Philip Rösel Baker

Philip Rösel Baker

I was born to a German mother and English father shortly after the end of the war, and grew up speaking both English and German at home. I spent my early childhood in fifties Nottingham and the remainder in Kendal in the Lake District, where I had the good fortune to have an English teacher who introduced me to the excitement of poetry and metre – a fascination with words that moved like music, which has never left me. In the late sixties I studied German and Russian language and literature at Cambridge but found I learnt as much from being part of the 1968 student protest actions, inspired by what was happening in Paris and LSE, as I did from academia. After university, I worked with children on an adventure playground in South London, where the experience of being illegally evicted from a furnished room by an unscrupulous landlord led me subsequently to work with homeless people in London for a number of years. In all, I lived in London for about forty years, where I raised two lovely daughters who have given me four lively grandchildren. I moved, with my second wife, Maria, to a tiny hamlet in the heart of the Suffolk countryside when I retired. After ten years there, the call of the sea was becoming ever more urgent and since 2024, we’ve been living on the outskirts of Felixstowe, five minutes walk from the beach.

My writing for public consumption began with writing lyrics and music for my blues / jazz band in London, and this morphed into writing poetry after moving to the countryside. Much of my writing is drawn from the natural world, from relationships and from social issues. I’m not a scientist, but I’m intrigued by the interplay between science and philosophy, and several of my poems have been published in Consilience Journal, an on-line poetry magazine dedicated to the poetry of science. Writing, and reading and hearing the work of others, helps me to understand and make sense of the world.

I perform my poetry regularly at the Soapbox sessions in Ipswich and participate in several small poetry groups. In 2024 I was part of SPS’ Showcase at the Aldeburgh Festival.

My poetry is widely published in newspapers and magazines, as well as winning a number of awards.

Highlights include:

  • My poem This Morning was longlisted for the International Erbacce Prize and later published in Tears in the Fence on-line poetry magazine.
  • Two of my poems were commended in successive George Crabbe Poetry Competitions, and I won the competition in 2022 with my poem Shelling Broad Beans.
  • Three of my poems are published in the US in the Michigan State University Libraries Short Edition anthology Water.
  • My poem This Fragile Moment won 3rd Prize in the Frosted Fire Ticking Clock competition in 2023.
  • My poem She Caught His Arm won a Finalist Award in the US Fischer Prize in 2023.

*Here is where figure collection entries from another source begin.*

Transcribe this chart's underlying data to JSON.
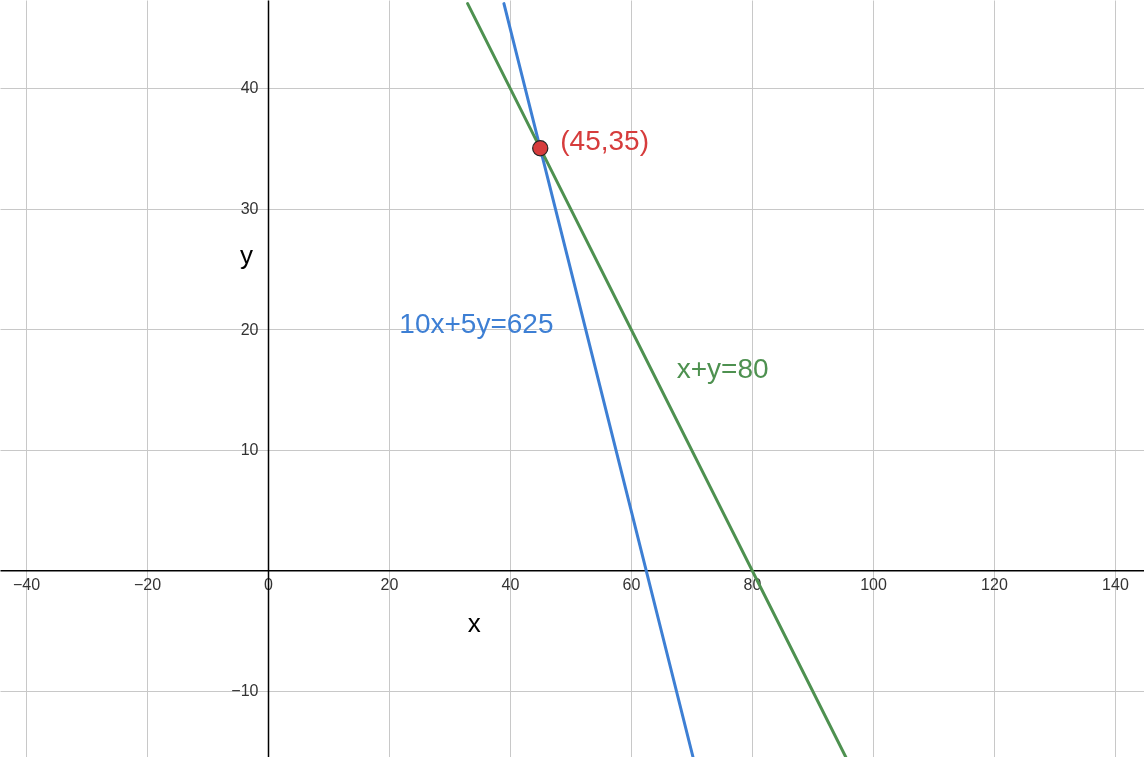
{
  "chart_data": {
    "type": "line",
    "xlabel": "x",
    "ylabel": "y",
    "xlim": [
      -44.3,
      144.8
    ],
    "ylim": [
      -15.5,
      47.3
    ],
    "xticks": [
      {
        "value": -40,
        "label": "−40"
      },
      {
        "value": -20,
        "label": "−20"
      },
      0,
      20,
      40,
      60,
      80,
      100,
      120,
      140
    ],
    "yticks": [
      {
        "value": -10,
        "label": "−10"
      },
      10,
      20,
      30,
      40
    ],
    "grid": true,
    "series": [
      {
        "name": "10x+5y=625",
        "color": "#3d7fd4",
        "x": [
          39,
          70.25
        ],
        "values": [
          47,
          -15.5
        ]
      },
      {
        "name": "x+y=80",
        "color": "#4e9150",
        "x": [
          33,
          95.5
        ],
        "values": [
          47,
          -15.5
        ]
      },
      {
        "type": "scatter",
        "color": "#d63c3c",
        "marker": "circle",
        "x": [
          45
        ],
        "values": [
          35
        ]
      }
    ],
    "annotations": [
      {
        "text": "(45,35)",
        "x": 45,
        "y": 35
      }
    ]
  }
}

In 2024, my poem Small White Sphere won a Finalist Award in the Fish Poetry Prize in Ireland, judged by American poet Billy Collins, and is published in the competition anthology.

Records
An American woman
has swum the Channel four times, non-stop,
wearing only a swimsuit, hat and goggles.
Her support crew threw her a protein drink
with electrolytes mixed in a plastic bottle,
every thirty minutes.
A cancer survivor, she was fêted, admired
by those who came to the beach to greet her.
Tired but elated - a freak of nature -
one journalist quipped (but said with a smile).
She had previously completed an endurance swim
at home of over 100 miles
in preparation - but then - the cancer.
On wading out onto damp sand
she dedicated her happy arrival
to other lucky survivors.

Her swim is a record.

An Iraqi man
has tried to swim the Channel just one time,
from Dunkirk to the nearest beach
in England, wearing flippers and a life-vest
made from plastic bottles.
He managed to reach a wind turbine
in Belgian waters, where he drowned.
Or at least that’s where his body was found.
His request for asylum in Germany
had, unfortunately, been turned down.
He had previously completed an endurance
of over 2000 miles, from Baghdad
in preparation. It’s not known whether anyone
was waiting on the English sand,
wreathed in smiles, or grateful tears
to greet him as a hero.

His swim is a matter of record.



This poem was shortlisted in the Wells Literature Festival Poetry competition, 2022.